Reputation: 187
In §7.5.1 of The Art of Multiprocessor Programming by Herlihy et al. (2nd ed., 2020), the authors present a simple lock that uses an array queue to achieve FIFO locking. Intuitively, the nth thread has a (thread-local) index into an array, and then spins on that array element until the n - 1 thread unlocks the lock. Its code looks like this:
public class ALock {
ThreadLocal<Integer> mySlotIndex = new ThreadLocal<>() {
@Override protected Integer initialValue() { return 0; }
};
AtomicInteger tail;
volatile boolean[] flag;
int size;
public ALock(int capacity) {
size = capacity;
tail = new AtomicInteger(0);
flag = new boolean[capacity];
flag[0] = true;
}
public void lock() {
int slot = tail.getAndIncrement() % size;
mySlotIndex.set(slot);
while (!flag[slot]) {};
}
public void unlock() {
int slot = mySlotIndex.get();
flag[slot] = false;
flag[(slot + 1) % size] = true;
}
}
I am using a minimal test program to check that this lock is fair. In a nutshell, I create NUM_THREADS
threads and map each one to an array index id
. Each thread tries to acquire the same lock. Once it succeeds, it increments a global COUNT
and also increments RUNS_PER_THREAD[id]
.
If the lock is correct, the final value of COUNT
should equal the sum of the values in RUNS_PER_THREAD
. If the lock is fair, the elements of RUNS_PER_THREAD
should be approximately equal.
public class Main {
static long COUNT = 0;
static int NUM_THREADS = 16;
// static Lock LOCK = new ReentrantLock(true);
static ALock LOCK = new ALock(NUM_THREADS);
static long[] RUNS_PER_THREAD = new long[NUM_THREADS];
static Map<Long, Integer> THREAD_IDS = new HashMap<>();
public static void main(String[] args) {
var threads = IntStream.range(0, NUM_THREADS).mapToObj(Main::makeWorker).toArray(Thread[]::new);
for (int i = 0; i < threads.length; i++) THREAD_IDS.put(threads[i].getId(), i);
for (var thread: threads) thread.start();
try { Thread.sleep(300L); } catch (InterruptedException e) {}
for (var thread: threads) thread.interrupt();
try { Thread.sleep(100L); } catch (InterruptedException e) {}
for (int i = 0; i < NUM_THREADS; i++) System.out.printf("Thread %d:\t%12d%n", i, RUNS_PER_THREAD[i]);
System.out.println("Counted up to: \t\t\t" + COUNT);
System.out.println("Sum for all threads: \t" + Arrays.stream(RUNS_PER_THREAD).sum());
}
private static Thread makeWorker(int i) {
return new Thread(() -> {
while (true) {
if (Thread.interrupted()) return;
LOCK.lock();
try {
COUNT++;
var id = THREAD_IDS.get(Thread.currentThread().getId());
RUNS_PER_THREAD[id]++;
} finally {
LOCK.unlock();
}}});
}
}
If the test program is run with a fair ReentrantLock
, the final count of runs per thread with 16 threads (on my M1 Max Mac with Java 17) is almost exactly equal. If the same test is run with ALock
, the first few threads seem to acquire the lock approximately 10 times more frequently than the last few threads.
Is ALock
, as presented, unfair, and if so, why? Alternatively, is my minimal test flawed, and if so, why does it seem to demonstrate the fairness of ReentrantLock
?
Upvotes: 0
Views: 165
Reputation: 15116
Your test code has non-threadsafe update for COUNT++
. Switch to COUNT.incrementAndGet()
and:
static AtomicLong COUNT = new AtomicLong();
ALock
will give unfair results especially when number of threads exceeds CPUs. The implementation relies on high CPU spin loop while (!flag[slot])
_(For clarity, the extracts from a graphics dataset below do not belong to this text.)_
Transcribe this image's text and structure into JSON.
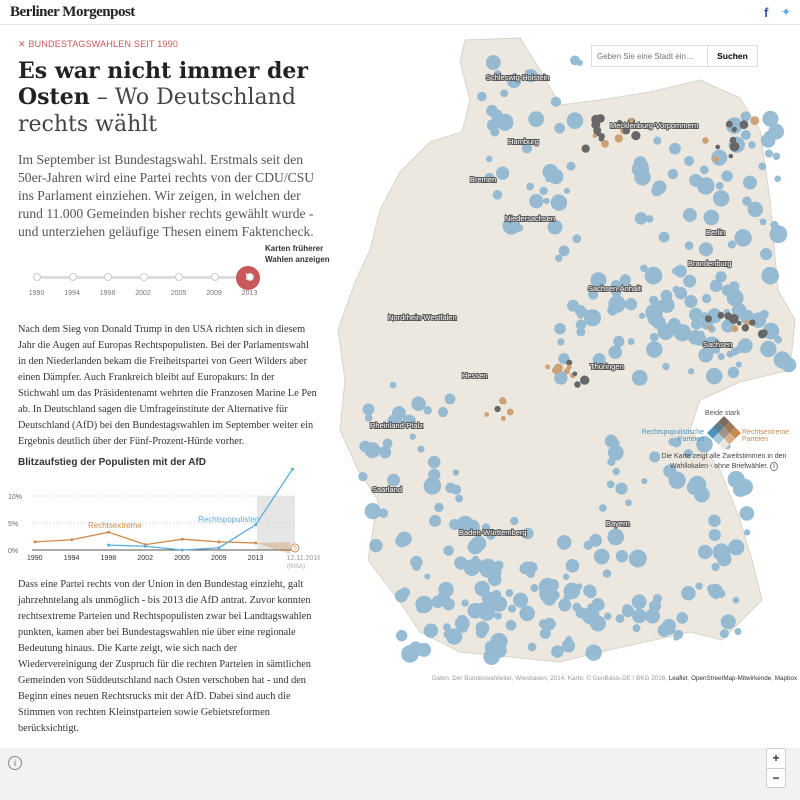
{
  "header": {
    "logo": "Berliner Morgenpost",
    "facebook_icon": "f",
    "twitter_icon": "t"
  },
  "article": {
    "kicker": "BUNDESTAGSWAHLEN SEIT 1990",
    "title_bold": "Es war nicht immer der Osten",
    "title_light": " – Wo Deutschland rechts wählt",
    "lead": "Im September ist Bundestagswahl. Erstmals seit den 50er-Jahren wird eine Partei rechts von der CDU/CSU ins Parlament einziehen. Wir zeigen, in welchen der rund 11.000 Gemeinden bisher rechts gewählt wurde - und unterziehen geläufige Thesen einem Faktencheck.",
    "slider_hint": "Karten früherer Wahlen anzeigen",
    "slider_years": [
      "1990",
      "1994",
      "1998",
      "2002",
      "2005",
      "2009",
      "2013"
    ],
    "slider_selected": "2013",
    "body1": "Nach dem Sieg von Donald Trump in den USA richten sich in diesem Jahr die Augen auf Europas Rechtspopulisten. Bei der Parlamentswahl in den Niederlanden bekam die Freiheitspartei von Geert Wilders aber einen Dämpfer. Auch Frankreich bleibt auf Europakurs: In der Stichwahl um das Präsidentenamt wehrten die Franzosen Marine Le Pen ab. In Deutschland sagen die Umfrageinstitute der Alternative für Deutschland (AfD) bei den Bundestagswahlen im September weiter ein Ergebnis deutlich über der Fünf-Prozent-Hürde vorher.",
    "body2": "Dass eine Partei rechts von der Union in den Bundestag einzieht, galt jahrzehntelang als unmöglich - bis 2013 die AfD antrat. Zuvor konnten rechtsextreme Parteien und Rechtspopulisten zwar bei Landtagswahlen punkten, kamen aber bei Bundestagswahlen nie über eine regionale Bedeutung hinaus. Die Karte zeigt, wie sich nach der Wiedervereinigung der Zuspruch für die rechten Parteien in sämtlichen Gemeinden von Süddeutschland nach Osten verschoben hat - und den Beginn eines neuen Rechtsrucks mit der AfD. Dabei sind auch die Stimmen von rechten Kleinstparteien sowie Gebietsreformen berücksichtigt."
  },
  "chart_data": {
    "type": "line",
    "title": "Blitzaufstieg der Populisten mit der AfD",
    "categories": [
      "1990",
      "1994",
      "1998",
      "2002",
      "2005",
      "2009",
      "2013",
      "12.11.2018"
    ],
    "category_note": "(INSA)",
    "yticks": [
      "0%",
      "5%",
      "10%"
    ],
    "ylim": [
      0,
      10
    ],
    "series": [
      {
        "name": "Rechtsextreme",
        "color": "#d08a4a",
        "values": [
          1.5,
          1.9,
          3.3,
          1.0,
          2.0,
          1.5,
          1.3,
          null
        ]
      },
      {
        "name": "Rechtspopulisten",
        "color": "#5aaedb",
        "values": [
          null,
          null,
          0.9,
          0.7,
          0.0,
          0.4,
          4.7,
          15
        ]
      }
    ],
    "unknown_marker": "?"
  },
  "map": {
    "search_placeholder": "Geben Sie eine Stadt ein...",
    "search_button": "Suchen",
    "labels": [
      "Schleswig-Holstein",
      "Hamburg",
      "Mecklenburg-Vorpommern",
      "Bremen",
      "Niedersachsen",
      "Berlin",
      "Brandenburg",
      "Sachsen-Anhalt",
      "Nordrhein-Westfalen",
      "Sachsen",
      "Thüringen",
      "Hessen",
      "Rheinland-Pfalz",
      "Saarland",
      "Baden-Württemberg",
      "Bayern"
    ],
    "legend": {
      "both": "Beide stark",
      "populist": "Rechtspopulistische Parteien",
      "extreme": "Rechtsextreme Parteien",
      "note": "Die Karte zeigt alle Zweitstimmen in den Wahllokalen - ohne Briefwähler.",
      "info_icon": "i"
    },
    "attribution": "Daten: Der Bundeswahlleiter, Wiesbaden, 2014. Karte: © GeoBasis-DE / BKG 2016,",
    "attribution_links": [
      "Leaflet",
      "OpenStreetMap-Mitwirkende",
      "Mapbox"
    ],
    "zoom_in": "+",
    "zoom_out": "−",
    "colors": {
      "base": "#ece8e0",
      "populist": "#7faecb",
      "extreme": "#c99a6b",
      "both": "#5a5a5a"
    }
  },
  "footer": {
    "info_icon": "i"
  }
}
and not all threads are having same opportunity to enter their lock spin-loops - the first few threads are performing more of the lock-unlock
cycles. Adding Thread.yield
should balance out the thread access to the boolean array so all threads have similar opportunities to run through their own lock spin loop.
while (!flag[slot]) {
Thread.yield();
}
You should see different results if you try setting NUM_THREADS
to be same or less than Runtime.getRuntime().availableProcessors()
- the use of Thread.yield()
may not make a difference compared to when NUM_THREADS > Runtime.getRuntime().availableProcessors()
.
Using this lock class will lead to slower throughput as at any one time up to N-1
threads are in high CPU spin loop waiting for the current locking thread to call unlock()
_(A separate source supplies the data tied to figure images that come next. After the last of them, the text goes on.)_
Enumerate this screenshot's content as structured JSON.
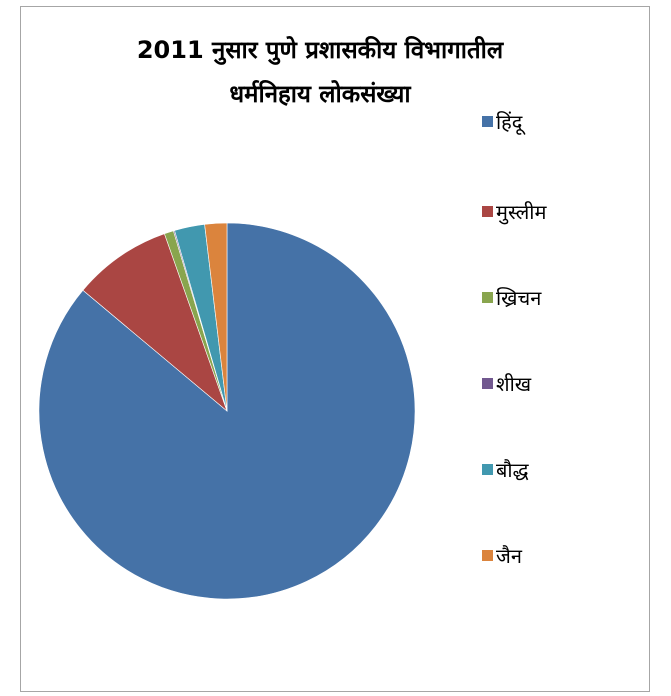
{
  "chart_data": {
    "type": "pie",
    "title_lines": [
      "2011 नुसार पुणे प्रशासकीय विभागातील",
      "धर्मनिहाय लोकसंख्या"
    ],
    "legend_position": "right",
    "categories": [
      "हिंदू",
      "मुस्लीम",
      "ख्रिचन",
      "शीख",
      "बौद्ध",
      "जैन"
    ],
    "values": [
      86.1,
      8.5,
      0.8,
      0.1,
      2.6,
      1.9
    ],
    "colors": [
      "#4572a7",
      "#aa4643",
      "#89a54e",
      "#71588f",
      "#4198af",
      "#db843d"
    ],
    "start_angle_deg": 0,
    "direction": "clockwise"
  }
}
. In ideal lock implementations, N-1
waiters won't be consuming CPU.
The ALock
locking stategy will only work if the exact same number of threads is used as provided new ALock(NUM_THREADS)
because otherwise the use of int slot = tail.getAndIncrement() % size;
may result in 2 threads reading from the same slot
.
Note that any code relying on spin loop or Thread.yield()
to work is not an effective implementation and should not be used in production code. Both can be avoided with the classes of java.util.concurrent.*
.
Upvotes: 1